Salgo a la calle tras varias semanas sin pisarla. Los guantes se agarran con fuerza a mi piel, los siento húmedos, como si flotasen en un mar de sudor. La mascarilla me ahoga, me empaña los cristales de las gafas y me hace sentir un agobio de enormes proporciones.

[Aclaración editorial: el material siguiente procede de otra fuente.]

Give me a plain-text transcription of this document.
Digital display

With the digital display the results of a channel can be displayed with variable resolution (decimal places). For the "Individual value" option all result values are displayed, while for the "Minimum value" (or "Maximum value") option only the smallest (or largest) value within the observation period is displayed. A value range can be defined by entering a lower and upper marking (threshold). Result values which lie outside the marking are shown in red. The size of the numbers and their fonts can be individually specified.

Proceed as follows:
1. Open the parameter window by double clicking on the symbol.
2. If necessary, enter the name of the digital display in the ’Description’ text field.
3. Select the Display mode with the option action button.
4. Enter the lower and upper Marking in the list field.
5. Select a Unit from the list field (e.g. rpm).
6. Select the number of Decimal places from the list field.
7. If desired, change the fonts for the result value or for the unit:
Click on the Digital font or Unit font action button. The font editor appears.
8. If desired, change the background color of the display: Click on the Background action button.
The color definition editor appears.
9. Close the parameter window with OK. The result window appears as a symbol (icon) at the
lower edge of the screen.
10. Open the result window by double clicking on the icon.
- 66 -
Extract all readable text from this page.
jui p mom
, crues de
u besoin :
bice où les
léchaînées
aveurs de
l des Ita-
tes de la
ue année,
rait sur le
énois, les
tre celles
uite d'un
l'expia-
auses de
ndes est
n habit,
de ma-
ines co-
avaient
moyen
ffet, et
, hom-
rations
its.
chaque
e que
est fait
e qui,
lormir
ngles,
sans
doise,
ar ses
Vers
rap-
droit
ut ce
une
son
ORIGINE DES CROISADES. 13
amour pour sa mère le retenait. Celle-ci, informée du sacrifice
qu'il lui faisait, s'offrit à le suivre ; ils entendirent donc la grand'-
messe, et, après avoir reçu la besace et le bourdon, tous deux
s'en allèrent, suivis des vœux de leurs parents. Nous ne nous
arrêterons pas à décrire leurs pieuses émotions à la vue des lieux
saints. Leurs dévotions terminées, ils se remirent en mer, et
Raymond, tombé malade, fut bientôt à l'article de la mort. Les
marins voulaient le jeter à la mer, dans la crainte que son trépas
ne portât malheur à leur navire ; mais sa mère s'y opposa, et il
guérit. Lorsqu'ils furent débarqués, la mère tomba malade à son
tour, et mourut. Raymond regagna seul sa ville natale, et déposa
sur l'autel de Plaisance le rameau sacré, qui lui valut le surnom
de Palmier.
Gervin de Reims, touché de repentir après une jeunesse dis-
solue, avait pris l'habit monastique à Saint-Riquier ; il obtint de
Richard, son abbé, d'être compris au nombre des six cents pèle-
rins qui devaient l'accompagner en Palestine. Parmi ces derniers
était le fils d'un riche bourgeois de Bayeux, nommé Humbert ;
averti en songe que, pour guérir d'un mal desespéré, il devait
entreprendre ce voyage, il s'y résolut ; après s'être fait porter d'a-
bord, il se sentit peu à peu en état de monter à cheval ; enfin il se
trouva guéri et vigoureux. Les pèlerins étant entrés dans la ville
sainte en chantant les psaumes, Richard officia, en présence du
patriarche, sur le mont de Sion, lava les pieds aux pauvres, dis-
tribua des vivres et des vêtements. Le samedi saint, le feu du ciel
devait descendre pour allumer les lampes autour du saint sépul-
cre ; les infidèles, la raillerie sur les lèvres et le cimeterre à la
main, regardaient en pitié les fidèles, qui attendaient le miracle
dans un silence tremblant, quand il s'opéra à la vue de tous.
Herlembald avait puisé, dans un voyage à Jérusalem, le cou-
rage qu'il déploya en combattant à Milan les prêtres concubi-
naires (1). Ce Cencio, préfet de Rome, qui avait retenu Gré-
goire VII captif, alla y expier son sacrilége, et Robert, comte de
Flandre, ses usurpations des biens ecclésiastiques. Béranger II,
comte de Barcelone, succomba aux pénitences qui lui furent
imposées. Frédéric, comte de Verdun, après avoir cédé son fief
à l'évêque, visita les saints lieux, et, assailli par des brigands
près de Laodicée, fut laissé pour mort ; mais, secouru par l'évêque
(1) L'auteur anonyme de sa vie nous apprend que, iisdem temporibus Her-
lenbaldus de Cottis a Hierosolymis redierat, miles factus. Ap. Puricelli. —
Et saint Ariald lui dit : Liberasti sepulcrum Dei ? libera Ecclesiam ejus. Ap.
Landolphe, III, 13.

Pongo un pie sobre el asfalto. Quema. Ese ardor atípico se extiende por brazos y piernas. La frente comienza a poblarse de pequeñas gotitas a punto de deslizarse por mi cara. No entiendo nada. “Este tiempo es de locos” me digo mientras camino en dirección al quiosco. Me mentalizo de que voy a eso, al quiosco, y no a cruzar el desierto del Sahara ni a emprender una peligrosa misión en algún lugar perdido del globo terráqueo.
A mi lado cruza una persona. No la distingo, aunque creo que a pasado demasiado cerca, al menos así lo percibí. Al llegar al quiosco no encontré lo que buscaba, lo cual no deja de ser frustrante. “Al menos he conseguido pillar un poco de aire acondicionado” me consuelo.
La vuelta fue peor, con Lorenzo abrasando el mundo que domina bajo sus pies. Una nube de polvo caliente se alzó en la carretera. Un hombre desde el balcón, ataviado como John Wayne en sus mejores tiempos, echaba tranquilamente la siesta. ¿Simple casualidad? ¿O en cuestión de segundos aparecerá Clint Easwood al son de Ennio Morricone?
Yo no se lo que nos deparará la “nueva normalidad” pero permitidme un aviso para navegantes: por favor, haced caso a las recomendaciones, que si en mayo la mascarilla y los guantes ya se pegan a la piel, imaginaos en agosto. Ojalá me equivoque, pero si esto sigue así, además de la marca del bañador, tendremos que lucir palidez en manos y en la mitad del rostro.